The indicative maximum number of Equity Shares proposed to be bought back at the Maximum Buyback Size and Maximum Buyback Price under the Buyback would be 71,42,857 (Seventy One Lakhs, Forty Two Thousand, Eight Hundred and Fifty Seven) Equity Shares (“Maximum Buyback Shares“) (representing 3.7% which is less than 25% of the total number of Equity Shares in the existing paid up equity capital of the Company).

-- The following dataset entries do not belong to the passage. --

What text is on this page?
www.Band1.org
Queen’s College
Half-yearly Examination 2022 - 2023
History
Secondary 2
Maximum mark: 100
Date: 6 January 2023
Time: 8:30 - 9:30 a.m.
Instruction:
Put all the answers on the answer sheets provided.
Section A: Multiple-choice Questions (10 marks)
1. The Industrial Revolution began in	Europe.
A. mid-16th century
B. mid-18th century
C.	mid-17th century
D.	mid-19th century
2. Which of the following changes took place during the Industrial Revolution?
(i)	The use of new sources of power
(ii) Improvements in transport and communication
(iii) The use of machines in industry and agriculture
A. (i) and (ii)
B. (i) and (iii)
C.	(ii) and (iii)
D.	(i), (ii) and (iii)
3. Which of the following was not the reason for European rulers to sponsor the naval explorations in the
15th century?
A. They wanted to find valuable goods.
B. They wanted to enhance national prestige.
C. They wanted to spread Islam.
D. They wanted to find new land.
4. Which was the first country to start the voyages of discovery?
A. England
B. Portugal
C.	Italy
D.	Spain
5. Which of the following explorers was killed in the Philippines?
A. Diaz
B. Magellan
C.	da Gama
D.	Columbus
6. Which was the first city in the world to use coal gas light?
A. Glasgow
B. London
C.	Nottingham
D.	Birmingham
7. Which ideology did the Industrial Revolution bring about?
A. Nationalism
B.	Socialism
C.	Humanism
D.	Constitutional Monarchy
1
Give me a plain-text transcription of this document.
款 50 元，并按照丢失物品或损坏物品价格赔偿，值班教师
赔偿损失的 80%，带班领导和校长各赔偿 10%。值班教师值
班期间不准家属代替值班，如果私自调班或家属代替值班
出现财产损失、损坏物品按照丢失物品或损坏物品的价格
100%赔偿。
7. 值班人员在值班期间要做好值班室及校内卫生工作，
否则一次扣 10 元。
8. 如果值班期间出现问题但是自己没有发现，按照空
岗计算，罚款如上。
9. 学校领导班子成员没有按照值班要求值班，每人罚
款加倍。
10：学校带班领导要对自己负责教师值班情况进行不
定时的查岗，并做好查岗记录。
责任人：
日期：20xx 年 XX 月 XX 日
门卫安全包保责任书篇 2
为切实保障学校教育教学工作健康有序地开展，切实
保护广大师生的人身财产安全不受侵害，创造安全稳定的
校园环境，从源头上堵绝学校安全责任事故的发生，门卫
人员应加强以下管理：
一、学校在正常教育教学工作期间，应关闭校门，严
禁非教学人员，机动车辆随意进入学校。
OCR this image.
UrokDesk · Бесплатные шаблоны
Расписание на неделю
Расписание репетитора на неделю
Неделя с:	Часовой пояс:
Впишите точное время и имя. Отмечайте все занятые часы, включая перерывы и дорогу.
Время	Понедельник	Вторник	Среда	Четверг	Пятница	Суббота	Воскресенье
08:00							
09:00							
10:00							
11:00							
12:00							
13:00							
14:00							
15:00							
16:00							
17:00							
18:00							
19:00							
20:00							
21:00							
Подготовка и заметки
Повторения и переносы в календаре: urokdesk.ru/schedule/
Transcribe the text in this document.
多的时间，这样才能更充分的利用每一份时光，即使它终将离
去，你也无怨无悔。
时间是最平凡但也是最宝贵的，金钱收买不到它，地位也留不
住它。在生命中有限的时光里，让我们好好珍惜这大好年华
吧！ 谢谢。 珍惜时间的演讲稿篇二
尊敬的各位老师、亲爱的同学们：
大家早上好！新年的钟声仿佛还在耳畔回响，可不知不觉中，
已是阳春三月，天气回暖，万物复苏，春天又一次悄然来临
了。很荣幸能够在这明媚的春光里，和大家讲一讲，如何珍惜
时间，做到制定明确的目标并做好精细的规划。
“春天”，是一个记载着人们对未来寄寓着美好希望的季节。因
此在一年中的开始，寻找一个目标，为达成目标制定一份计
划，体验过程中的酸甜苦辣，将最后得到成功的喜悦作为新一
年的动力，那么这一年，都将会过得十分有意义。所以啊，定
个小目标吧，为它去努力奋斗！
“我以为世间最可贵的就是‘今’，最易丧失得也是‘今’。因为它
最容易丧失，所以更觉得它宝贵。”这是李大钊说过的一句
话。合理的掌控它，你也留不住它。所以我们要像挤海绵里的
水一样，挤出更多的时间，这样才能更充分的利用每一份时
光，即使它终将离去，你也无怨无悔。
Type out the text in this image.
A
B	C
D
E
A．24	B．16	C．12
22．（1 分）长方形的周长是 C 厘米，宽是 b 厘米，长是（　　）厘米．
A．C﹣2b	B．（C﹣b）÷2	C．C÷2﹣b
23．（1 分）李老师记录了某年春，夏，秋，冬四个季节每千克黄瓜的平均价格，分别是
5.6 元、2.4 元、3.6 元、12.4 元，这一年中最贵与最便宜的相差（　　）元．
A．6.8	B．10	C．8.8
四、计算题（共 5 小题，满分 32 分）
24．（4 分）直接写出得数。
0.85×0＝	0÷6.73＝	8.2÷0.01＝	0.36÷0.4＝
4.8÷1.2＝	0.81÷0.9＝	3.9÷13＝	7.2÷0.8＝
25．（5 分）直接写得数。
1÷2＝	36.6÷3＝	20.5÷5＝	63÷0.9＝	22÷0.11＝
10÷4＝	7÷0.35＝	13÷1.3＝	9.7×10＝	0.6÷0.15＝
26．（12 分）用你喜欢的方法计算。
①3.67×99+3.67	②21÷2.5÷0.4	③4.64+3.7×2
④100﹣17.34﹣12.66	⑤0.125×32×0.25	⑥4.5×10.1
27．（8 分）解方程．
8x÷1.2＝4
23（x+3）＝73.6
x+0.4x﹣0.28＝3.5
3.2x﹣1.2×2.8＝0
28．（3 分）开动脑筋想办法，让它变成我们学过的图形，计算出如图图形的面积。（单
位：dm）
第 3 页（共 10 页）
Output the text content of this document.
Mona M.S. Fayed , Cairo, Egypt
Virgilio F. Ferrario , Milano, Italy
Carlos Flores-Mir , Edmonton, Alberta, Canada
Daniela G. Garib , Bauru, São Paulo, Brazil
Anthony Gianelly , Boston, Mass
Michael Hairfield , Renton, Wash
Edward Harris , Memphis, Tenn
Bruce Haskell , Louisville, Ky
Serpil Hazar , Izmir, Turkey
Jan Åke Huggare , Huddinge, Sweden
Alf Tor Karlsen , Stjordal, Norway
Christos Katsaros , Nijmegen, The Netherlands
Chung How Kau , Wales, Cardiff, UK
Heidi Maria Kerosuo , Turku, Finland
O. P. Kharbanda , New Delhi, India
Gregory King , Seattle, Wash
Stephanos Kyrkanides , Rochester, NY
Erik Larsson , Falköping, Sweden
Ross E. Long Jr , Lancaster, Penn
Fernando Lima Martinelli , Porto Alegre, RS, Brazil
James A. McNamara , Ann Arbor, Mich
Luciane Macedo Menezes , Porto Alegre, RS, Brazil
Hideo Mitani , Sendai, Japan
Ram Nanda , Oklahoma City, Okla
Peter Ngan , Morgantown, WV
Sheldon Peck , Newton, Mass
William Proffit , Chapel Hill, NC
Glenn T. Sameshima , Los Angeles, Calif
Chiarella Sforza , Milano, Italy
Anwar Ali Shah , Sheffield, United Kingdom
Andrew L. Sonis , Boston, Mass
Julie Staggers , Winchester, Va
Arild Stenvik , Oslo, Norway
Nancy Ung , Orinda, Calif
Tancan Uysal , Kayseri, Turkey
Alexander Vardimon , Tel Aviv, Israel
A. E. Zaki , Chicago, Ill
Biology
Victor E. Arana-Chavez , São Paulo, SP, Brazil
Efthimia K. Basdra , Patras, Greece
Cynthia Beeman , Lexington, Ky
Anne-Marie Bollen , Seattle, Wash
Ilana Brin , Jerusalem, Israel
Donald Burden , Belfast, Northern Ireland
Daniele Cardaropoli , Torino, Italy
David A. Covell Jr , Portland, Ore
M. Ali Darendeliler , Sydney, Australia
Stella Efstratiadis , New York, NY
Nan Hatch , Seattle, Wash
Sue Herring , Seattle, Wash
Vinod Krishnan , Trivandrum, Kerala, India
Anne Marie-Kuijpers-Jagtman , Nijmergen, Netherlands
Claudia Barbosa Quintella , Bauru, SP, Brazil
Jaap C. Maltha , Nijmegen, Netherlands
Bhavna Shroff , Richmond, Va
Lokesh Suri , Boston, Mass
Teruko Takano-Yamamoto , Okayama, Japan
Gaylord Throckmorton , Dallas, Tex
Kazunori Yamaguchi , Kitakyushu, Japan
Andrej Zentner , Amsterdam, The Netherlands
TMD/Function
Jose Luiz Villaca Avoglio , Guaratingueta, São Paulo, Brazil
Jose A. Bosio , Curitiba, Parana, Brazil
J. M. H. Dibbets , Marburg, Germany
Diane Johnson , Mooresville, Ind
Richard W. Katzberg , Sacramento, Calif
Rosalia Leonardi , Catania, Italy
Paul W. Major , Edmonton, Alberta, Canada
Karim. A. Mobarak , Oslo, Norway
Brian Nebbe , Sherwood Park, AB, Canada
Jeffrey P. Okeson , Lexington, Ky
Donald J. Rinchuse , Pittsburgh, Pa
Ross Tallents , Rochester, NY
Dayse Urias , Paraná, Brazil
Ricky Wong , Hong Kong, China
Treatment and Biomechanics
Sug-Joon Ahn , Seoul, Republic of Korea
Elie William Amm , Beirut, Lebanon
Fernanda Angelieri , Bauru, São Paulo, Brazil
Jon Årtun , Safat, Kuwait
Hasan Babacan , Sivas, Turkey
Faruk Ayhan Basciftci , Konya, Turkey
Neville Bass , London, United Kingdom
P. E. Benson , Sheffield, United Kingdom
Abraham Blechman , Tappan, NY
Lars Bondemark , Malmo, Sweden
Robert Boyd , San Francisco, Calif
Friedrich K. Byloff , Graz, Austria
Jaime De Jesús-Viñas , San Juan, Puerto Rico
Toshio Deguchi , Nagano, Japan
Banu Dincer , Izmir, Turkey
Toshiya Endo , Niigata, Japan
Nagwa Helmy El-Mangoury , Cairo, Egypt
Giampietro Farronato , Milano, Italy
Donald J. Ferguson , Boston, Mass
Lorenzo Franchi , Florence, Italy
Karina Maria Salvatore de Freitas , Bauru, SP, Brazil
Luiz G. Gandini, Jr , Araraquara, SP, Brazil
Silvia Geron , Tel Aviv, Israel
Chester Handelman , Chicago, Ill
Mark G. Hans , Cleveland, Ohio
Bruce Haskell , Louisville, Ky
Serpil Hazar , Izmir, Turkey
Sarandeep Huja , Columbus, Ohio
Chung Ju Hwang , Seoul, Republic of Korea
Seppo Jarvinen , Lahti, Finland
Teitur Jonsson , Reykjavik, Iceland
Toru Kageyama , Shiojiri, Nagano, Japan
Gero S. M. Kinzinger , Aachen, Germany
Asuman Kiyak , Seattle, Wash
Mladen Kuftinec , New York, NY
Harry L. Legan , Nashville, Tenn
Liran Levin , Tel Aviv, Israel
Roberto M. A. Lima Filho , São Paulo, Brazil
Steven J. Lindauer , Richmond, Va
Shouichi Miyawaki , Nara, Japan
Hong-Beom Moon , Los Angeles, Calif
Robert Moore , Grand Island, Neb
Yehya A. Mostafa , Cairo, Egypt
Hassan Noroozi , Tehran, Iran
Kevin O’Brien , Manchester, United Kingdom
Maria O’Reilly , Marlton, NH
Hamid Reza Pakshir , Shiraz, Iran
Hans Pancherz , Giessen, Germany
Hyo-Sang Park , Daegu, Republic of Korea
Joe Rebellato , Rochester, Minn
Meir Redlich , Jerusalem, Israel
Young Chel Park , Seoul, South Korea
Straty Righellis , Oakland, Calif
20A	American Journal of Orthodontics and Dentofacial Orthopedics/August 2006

The Maximum Buyback Size represents 6.7% and 5.0% of the aggregate of the total paid-up capital and free reserves of the Company based on the audited standalone and consolidated financial statements of the Company as at March 31, 2019, respectively (being the latest available audited financial statements of the Company), which is less than 10% of the total paid-up capital and free reserves of the Company and in accordance with the proviso to Regulation 5(i)(b) of the SEBI Buyback Regulations and section 68(2)(b) of the Companies Act.
The Board has also constituted a committee for the purposes of the Buyback (the “Buyback Committee”) and has delegated its powers to the Buyback Committee to do or cause to be done all such acts, deeds, matters and things, in its discretion, deem necessary in connection with the Buyback.
The Board has appointed Dr. Sanjeev Gemawat, Executive Director- Legal and Group Company Secretary as Compliance Officer for the purposes of the Buyback. The public announcement setting out the process, timelines and other statutory details of the Buyback will be released in due course, in accordance with the Buyback Regulations.